Which is why a week ago, I received in the mail my Diploma in Social Sciences and Diploma in Arts! I am now: Cameron James Elliot, DipSocSc, DipArts

They are on my wall, and I keep staring at them as if I’ve just discovered two Holy Grails.

God, my wife is cool!

14/30 – Lecturer’s comments on Cameron’s assignment for History of Anthropological Thought, 1999.

Kirsten: Have to say this first – Cameron didn’t know that the letters you put after your name are called post-nominals, which is hilarious because he wants to be an over-educated snob but doesn’t really know the half of it!

Anyway . . . I struggled like a fucker to get my first degree, which I was doing at about the same time as Cameron was failing his. (We are practically the same age having both been born in 1977.) My health declined throughout and I went from being an A student first year to a C student by year three. I finally had my health problems diagnosed at the completion of my BHSc (Nursing), but that only served me with the reality that what I had wasn’t curable and I couldn’t go on to work as a nurse. To recap: I live with Chronic Fatigue Syndrome (ME/CFS), Fibromyalgia, and Irlen Syndrome has just been added to the mix.

Cameron and I both had never given up his dream that he would complete his degree. It’s a subject that we’ve returned to repeatedly in our dozen years together. This time it went something like: if we’re going to the UK next year then it’s now or never. After looking into the papers more seriously than ever it was quickly realised that ‘never’ was the only viable option.

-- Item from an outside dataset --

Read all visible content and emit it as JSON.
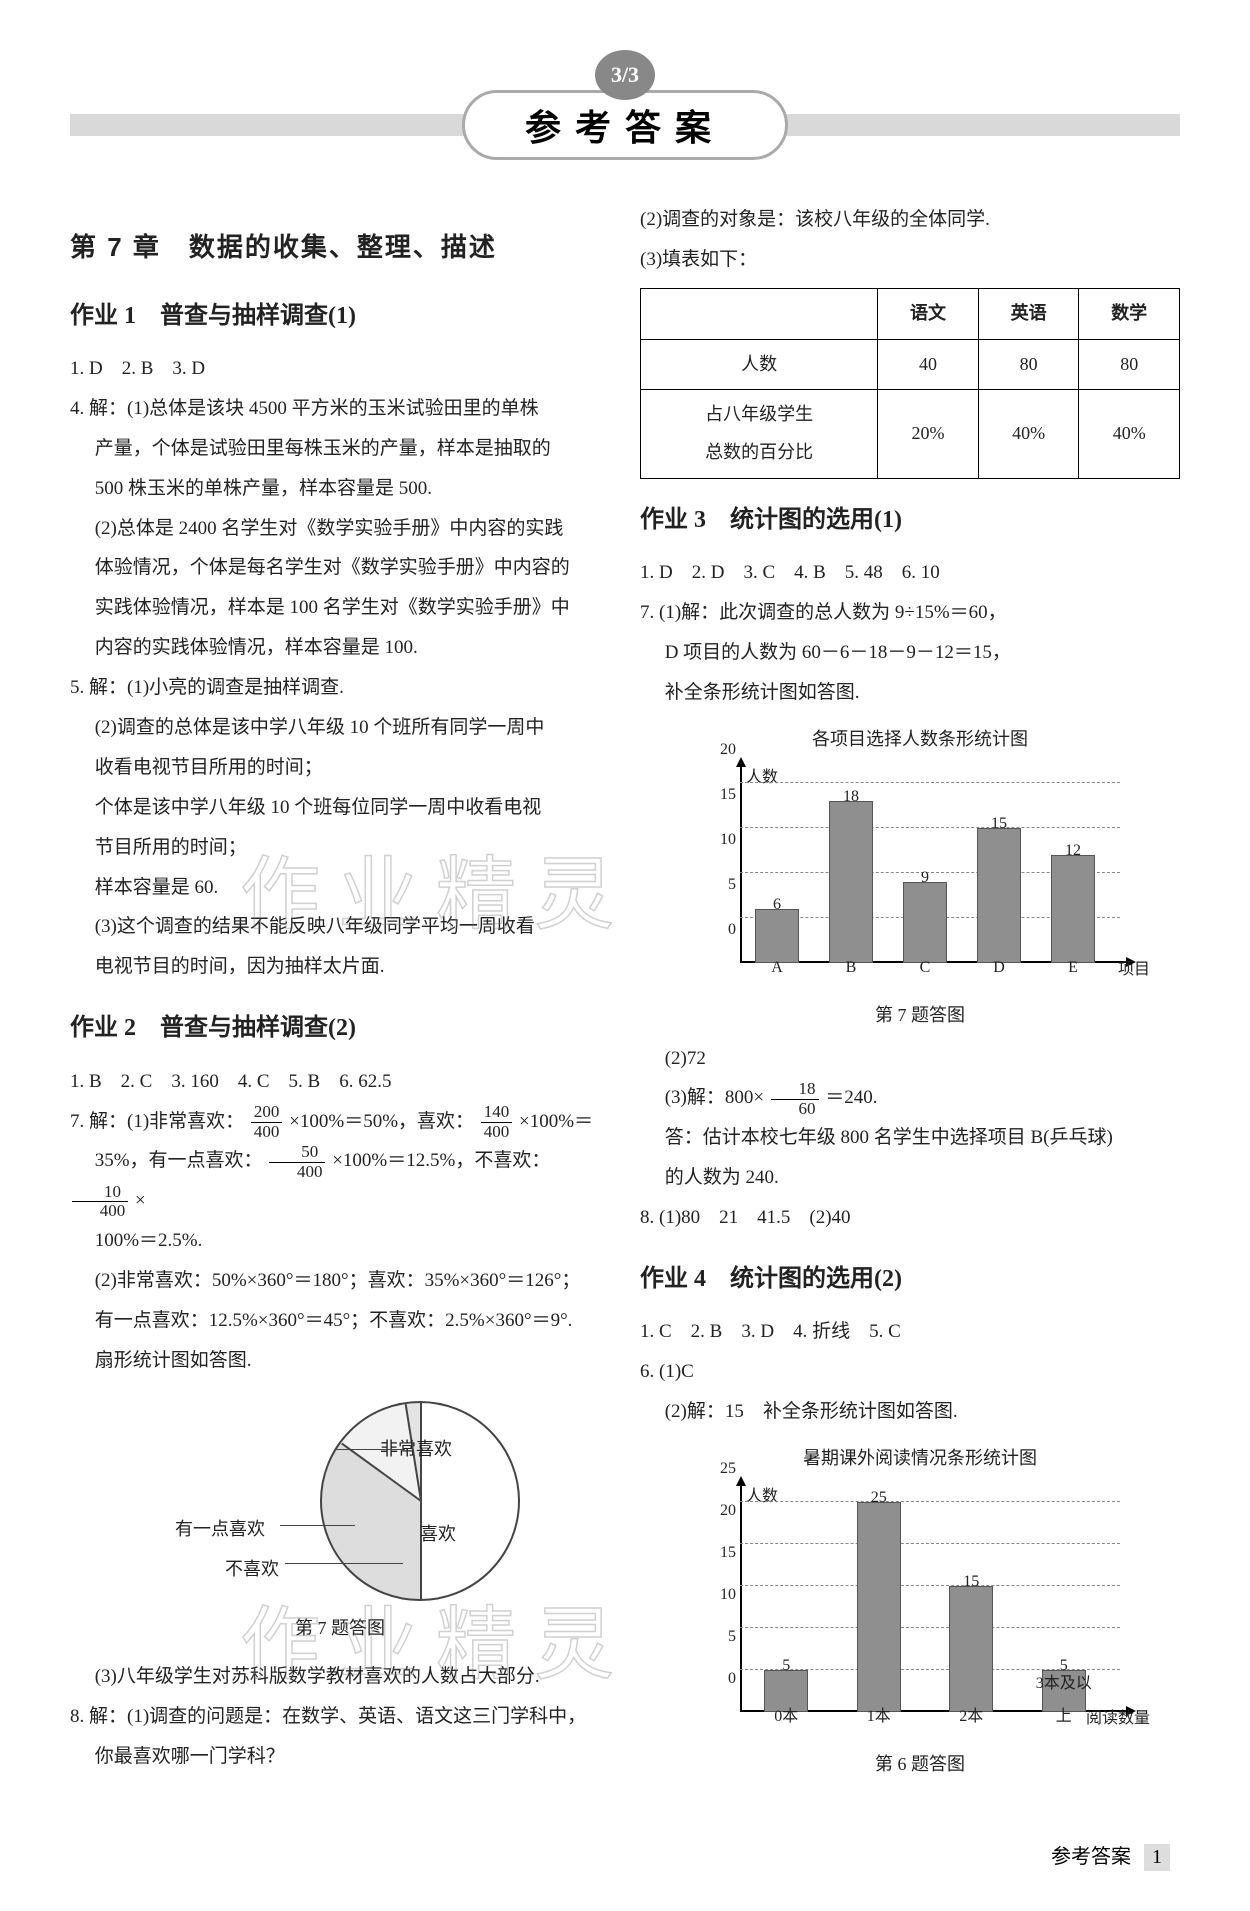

But then I came up with the plan that resulted in Cameron’s new DipSocSc and DipArts post-nominals and we all have something to show for his hard work, determination and large student debt, which we have to pay off before leaving New Zealand for the Mother Land.

Cameron, and the many people that have congratulated him, have thanked me as well in numerous ways. But this is Cameron’s victory, not mine. I didn’t read over his assignments, support him during the stress and cheer him when he thought he couldn’t go on. But that’s exactly what he did for me when I completed my 2nd degree this time last year.

This is his success story and his alone. He deserves it. And we’ve both sworn never to go through formal education again!

Cameron with his two University of Waikato diplomas!